I sure don't see a reason for a Nebula award, but no story is beloved by all people.
Blah ending for me. You could predict it easily. I was ready for the story to end long before it did. Nice portrayal of a resident population fighting invaders, but not realistic. She had something like a couple hundred thousand people in a tent city on the plain. They would have used up all food and water resources within miles and miles in just a couple days, not to mention lack of sanitary facilities. In Fantasy, you needn't be realistic, but Science Fiction usually tries to act like it could happen.
No, Ms. Fields narration bothered me more than the story. She makes the hero sound like he's a drunk teenager. She does not excel at male voices.
Maybe if Spielberg and Lucas did a great makeover.
Ms. Fields narration ruined this for me, but the story wasn't that enthralling. After reading Primary Inversion, I was ready for a supposedly award winning novel in the series. I didn't feel like I received that experience.
"It's the little things that count."
This is the first Skolian Empire book I've read. It's good, and I like it. It's a good companion for the mindless labor I have to do for the next few days, It's well-written and competently plotted ,and the romance is fun.
However. I'm on chapter 5 and so far there've been one scientific inaccuracy and two evolutionary impossibilities that should have been edited out.
The people on the planet have either to be a result of parallel evolution or descendants of human space travelers, with human DNA. [I suspect the latter--how else could they interbreed?] Asaro gave them physical characteristics that preclude either possibility. The hero's response to oxygen deprivation was spot on; so she really should have looked up how the human brain reacts to an oxygen-rich environment.
The Audible bio says Asaro is a physicist who belongs to a seriously talent-rich writers' group. I expect she knows something of evolution and biology---you can't get a BS in any science or technical field without taking physics, chemistry and biology along with the math, even if you love one subject and would rather be beat with a stick than take the other two.

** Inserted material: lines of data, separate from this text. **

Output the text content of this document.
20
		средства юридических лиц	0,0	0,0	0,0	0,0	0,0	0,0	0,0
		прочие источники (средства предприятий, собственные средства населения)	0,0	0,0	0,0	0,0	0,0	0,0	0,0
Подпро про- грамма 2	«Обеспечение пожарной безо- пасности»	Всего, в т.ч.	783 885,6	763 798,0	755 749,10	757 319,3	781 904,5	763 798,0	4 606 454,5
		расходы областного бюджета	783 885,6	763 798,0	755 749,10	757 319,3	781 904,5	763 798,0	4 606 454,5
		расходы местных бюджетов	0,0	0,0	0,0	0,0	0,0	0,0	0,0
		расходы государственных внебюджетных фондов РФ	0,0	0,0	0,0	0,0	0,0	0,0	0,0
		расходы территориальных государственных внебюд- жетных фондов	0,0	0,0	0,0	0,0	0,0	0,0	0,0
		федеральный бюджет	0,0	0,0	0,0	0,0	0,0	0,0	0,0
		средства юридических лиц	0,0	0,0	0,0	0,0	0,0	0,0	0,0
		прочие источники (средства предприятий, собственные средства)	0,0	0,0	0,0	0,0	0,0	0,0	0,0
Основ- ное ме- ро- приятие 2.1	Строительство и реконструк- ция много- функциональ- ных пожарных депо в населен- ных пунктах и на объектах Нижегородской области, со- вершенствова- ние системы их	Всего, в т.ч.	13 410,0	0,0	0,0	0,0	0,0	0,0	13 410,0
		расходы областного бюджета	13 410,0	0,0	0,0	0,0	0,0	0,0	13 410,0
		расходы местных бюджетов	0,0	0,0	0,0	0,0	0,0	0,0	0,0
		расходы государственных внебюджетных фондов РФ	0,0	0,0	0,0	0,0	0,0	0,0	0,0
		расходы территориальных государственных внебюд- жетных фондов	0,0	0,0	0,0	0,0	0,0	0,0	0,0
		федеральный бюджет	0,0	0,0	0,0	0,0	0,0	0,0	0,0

I suspect that a writer with her educational credentials knows her stuff. I'm wondering if she and her readers decided that these discrepancies were too trivial to matter and were less important than the development of the fictive world.
Logic counts. The little things matter. And just you get one thing wrong, no matter how arcane, and somebody will always write you to tell you about it.
AND I LIKE THIS BOOK. I'D RECOMMEND IT TO ANYBODY!
"Since a boy he only wanted to be farmer..." What a HORRIBLE way to end a supposed science fiction book!! A few fantasy factoids. . .they have 8 fingers because of their binary world. No science to this book. .I did keep hoping. Much, much more romance than fantasy or SCIENCE FICTION(???) I WAS SO DISAPPOINTED.